A painter and art restorer from Vienna, Franz Howanietz came to the island when he married Puerto Rican Gloria Muñiz. In 1935, he replaced Walt Dehner at the Universidad de Puerto Rico (UPR), which hired him to restore the painting collection of Puerto Rican politician Federico Degetau that had been donated to the university in the 1910s. Degetau, the first resident commissioner of Puerto Rico in Washington, DC, was a highly cultivated man who had always dreamed of founding a picture gallery in which to display paintings on the island. To that end, when he traveled to Europe he acquired paintings that were later exhibited in the classrooms and offices of the UPR. Many of these works, which were on exhibition for many years, were damaged by the hurricanes known as “San Felipe” and “San Ciprián.” The restoration of the collection was funded by the Puerto Rican Emergency Relief Administration (PRERA), an economic assistance program set up in Puerto Rico in the early-1930s during the Great Depression in the United States.

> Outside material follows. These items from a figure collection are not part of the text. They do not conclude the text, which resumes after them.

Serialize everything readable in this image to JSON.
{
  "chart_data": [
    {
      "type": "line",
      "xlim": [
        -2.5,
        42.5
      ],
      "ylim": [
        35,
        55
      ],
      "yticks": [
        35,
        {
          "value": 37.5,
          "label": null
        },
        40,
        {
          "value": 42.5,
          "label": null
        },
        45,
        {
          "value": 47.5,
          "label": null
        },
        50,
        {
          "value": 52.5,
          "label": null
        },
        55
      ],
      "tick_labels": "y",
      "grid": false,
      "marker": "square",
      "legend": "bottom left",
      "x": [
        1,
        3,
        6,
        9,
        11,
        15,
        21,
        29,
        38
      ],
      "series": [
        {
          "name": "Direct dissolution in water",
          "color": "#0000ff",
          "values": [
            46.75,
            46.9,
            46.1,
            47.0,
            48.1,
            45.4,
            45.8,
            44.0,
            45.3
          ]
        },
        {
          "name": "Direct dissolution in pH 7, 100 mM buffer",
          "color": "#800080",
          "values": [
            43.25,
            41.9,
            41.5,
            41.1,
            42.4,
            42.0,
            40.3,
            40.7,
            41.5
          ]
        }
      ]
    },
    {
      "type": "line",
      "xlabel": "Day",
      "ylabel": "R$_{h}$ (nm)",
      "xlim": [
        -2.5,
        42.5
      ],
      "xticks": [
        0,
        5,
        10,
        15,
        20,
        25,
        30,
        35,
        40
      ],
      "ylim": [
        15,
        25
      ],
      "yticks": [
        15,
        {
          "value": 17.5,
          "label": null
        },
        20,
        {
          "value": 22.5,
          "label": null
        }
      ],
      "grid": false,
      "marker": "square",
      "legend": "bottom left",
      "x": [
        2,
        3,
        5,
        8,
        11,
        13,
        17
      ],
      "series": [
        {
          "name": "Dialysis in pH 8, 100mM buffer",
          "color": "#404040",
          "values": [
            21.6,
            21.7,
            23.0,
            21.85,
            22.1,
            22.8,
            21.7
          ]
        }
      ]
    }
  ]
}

Edited by Muna Lee de Muñoz Marín, this issue of the newsletter, Art in Review, discusses the exhibitions organized and the works acquired by Walter Dehner (New York, 1898–California, 1955), the director of art at the Universidad de Puerto Rico at that time. This issue, which was published in 1937, offers an early view of the art and cultural scene in Puerto Rico. These mostly little-known documents also illustrate the importance of the Universidad de Puerto Rico as the primary venue for the first exhibitions held on the island. Related documents include the title page of this issue of Art in Review (doc. No. 823185), “Other Gifts to the Art Collection of the University of Puerto Rico” (doc. No. 824943) and “Catálogo de pinturas de la Colección Degetau con notas de apreciación artística e histórica” (doc. No. 823403).

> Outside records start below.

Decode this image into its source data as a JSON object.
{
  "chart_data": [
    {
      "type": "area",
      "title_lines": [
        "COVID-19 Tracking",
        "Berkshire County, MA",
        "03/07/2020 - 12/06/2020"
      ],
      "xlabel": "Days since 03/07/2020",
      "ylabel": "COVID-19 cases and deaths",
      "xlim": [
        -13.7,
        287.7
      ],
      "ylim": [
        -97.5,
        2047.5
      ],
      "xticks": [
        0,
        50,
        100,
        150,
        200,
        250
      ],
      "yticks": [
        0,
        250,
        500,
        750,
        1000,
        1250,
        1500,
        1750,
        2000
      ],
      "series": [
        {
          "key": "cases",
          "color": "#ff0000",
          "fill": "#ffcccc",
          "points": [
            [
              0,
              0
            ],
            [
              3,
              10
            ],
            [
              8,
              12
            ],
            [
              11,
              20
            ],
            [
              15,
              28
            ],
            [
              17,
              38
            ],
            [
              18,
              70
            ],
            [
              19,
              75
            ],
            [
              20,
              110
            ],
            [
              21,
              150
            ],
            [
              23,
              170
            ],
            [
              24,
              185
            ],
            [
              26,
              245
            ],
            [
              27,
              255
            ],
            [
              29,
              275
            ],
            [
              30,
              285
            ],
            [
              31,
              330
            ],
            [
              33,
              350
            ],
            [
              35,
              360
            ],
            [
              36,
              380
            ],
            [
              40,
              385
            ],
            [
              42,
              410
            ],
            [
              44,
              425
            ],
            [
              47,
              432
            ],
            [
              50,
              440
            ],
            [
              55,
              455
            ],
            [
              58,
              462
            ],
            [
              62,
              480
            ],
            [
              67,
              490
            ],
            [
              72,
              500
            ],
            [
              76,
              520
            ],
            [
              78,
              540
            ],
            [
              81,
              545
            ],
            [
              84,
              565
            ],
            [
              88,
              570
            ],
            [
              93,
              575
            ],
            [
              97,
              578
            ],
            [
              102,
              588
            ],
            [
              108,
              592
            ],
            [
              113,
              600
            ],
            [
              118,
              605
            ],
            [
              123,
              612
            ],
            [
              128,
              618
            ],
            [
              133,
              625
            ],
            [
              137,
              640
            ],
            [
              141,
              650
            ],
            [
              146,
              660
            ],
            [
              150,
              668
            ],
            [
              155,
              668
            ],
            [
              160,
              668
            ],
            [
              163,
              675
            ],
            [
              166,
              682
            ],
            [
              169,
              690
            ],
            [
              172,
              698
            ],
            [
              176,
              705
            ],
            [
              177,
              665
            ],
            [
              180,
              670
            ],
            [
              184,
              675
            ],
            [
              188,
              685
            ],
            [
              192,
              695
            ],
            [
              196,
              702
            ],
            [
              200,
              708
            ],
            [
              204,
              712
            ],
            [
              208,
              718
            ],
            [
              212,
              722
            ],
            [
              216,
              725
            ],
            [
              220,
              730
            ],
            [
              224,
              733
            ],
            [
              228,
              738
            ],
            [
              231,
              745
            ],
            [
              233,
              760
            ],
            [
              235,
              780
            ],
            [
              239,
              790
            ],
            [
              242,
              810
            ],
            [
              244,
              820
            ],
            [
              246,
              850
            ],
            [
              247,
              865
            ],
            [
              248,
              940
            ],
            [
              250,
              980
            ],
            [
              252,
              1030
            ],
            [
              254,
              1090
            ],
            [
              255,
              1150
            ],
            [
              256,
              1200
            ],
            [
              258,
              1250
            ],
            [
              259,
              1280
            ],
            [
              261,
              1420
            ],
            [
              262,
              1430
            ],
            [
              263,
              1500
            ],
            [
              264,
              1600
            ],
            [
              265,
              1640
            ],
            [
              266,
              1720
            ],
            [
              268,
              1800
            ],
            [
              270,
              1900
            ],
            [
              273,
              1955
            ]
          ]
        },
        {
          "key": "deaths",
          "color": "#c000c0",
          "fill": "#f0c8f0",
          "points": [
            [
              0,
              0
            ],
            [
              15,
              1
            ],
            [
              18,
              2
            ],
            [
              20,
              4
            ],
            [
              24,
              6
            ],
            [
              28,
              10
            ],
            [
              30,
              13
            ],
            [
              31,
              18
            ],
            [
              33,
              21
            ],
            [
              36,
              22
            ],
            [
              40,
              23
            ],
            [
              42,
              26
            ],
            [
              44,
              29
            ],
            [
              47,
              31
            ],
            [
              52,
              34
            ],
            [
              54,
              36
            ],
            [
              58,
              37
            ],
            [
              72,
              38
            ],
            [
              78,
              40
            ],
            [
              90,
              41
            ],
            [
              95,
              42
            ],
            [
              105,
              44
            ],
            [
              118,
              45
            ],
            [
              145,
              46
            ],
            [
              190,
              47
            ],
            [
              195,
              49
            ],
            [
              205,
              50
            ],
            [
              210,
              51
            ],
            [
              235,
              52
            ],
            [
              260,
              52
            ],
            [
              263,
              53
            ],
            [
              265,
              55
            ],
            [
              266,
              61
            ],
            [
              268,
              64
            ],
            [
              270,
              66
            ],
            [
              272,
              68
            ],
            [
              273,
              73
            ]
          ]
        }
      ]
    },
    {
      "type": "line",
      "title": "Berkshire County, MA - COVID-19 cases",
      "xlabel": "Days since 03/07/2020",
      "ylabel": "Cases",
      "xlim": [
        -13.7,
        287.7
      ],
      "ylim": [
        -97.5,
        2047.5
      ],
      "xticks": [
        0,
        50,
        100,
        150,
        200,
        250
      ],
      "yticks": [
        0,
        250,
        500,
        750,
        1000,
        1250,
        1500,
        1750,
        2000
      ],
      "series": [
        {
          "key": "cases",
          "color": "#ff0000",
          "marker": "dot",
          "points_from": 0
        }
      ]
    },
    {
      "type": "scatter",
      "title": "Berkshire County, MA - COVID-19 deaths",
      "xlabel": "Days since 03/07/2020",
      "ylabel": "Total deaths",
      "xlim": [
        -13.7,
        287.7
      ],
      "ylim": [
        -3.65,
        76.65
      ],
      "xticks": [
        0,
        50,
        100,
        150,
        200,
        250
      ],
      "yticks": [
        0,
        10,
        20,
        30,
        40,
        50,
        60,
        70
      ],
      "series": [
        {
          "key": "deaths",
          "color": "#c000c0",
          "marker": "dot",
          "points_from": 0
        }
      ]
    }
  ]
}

Muna Lee (Raymond, Mississippi, 1895–San Juan, Puerto Rico 1965) was an educator, translator, and writer of poems, stories, and novels. The United States Secret Service recruited her as a translator during the First World War, stationing her in New York. In 1919, she met Luis Muñoz Marín, governor of Puerto Rico from 1949 to 1965, to whom she was married for twenty-seven years. Lee was the source of moral and economic support for her husband throughout a tumultuous marriage that ultimately ended in divorce after a number of separations. Muna Lee was the chair of the advertising department at the Universidad de Puerto Rico from 1927 until 1946, when she resigned. At that time, she was on unpaid leave while working in Washington, DC. Muna Lee was a close friend of feminist journalist Ruby Black, who gave Muñoz Marín direct access to the Franklin D. Roosevelt administration. Lee worked at the Latin American Bureau of the State Department, and served as a specialist on Puerto Rico under presidents Harry S. Truman (1945–52), Dwight D. Eisenhower (1952–60) and John F. Kennedy (1960–63).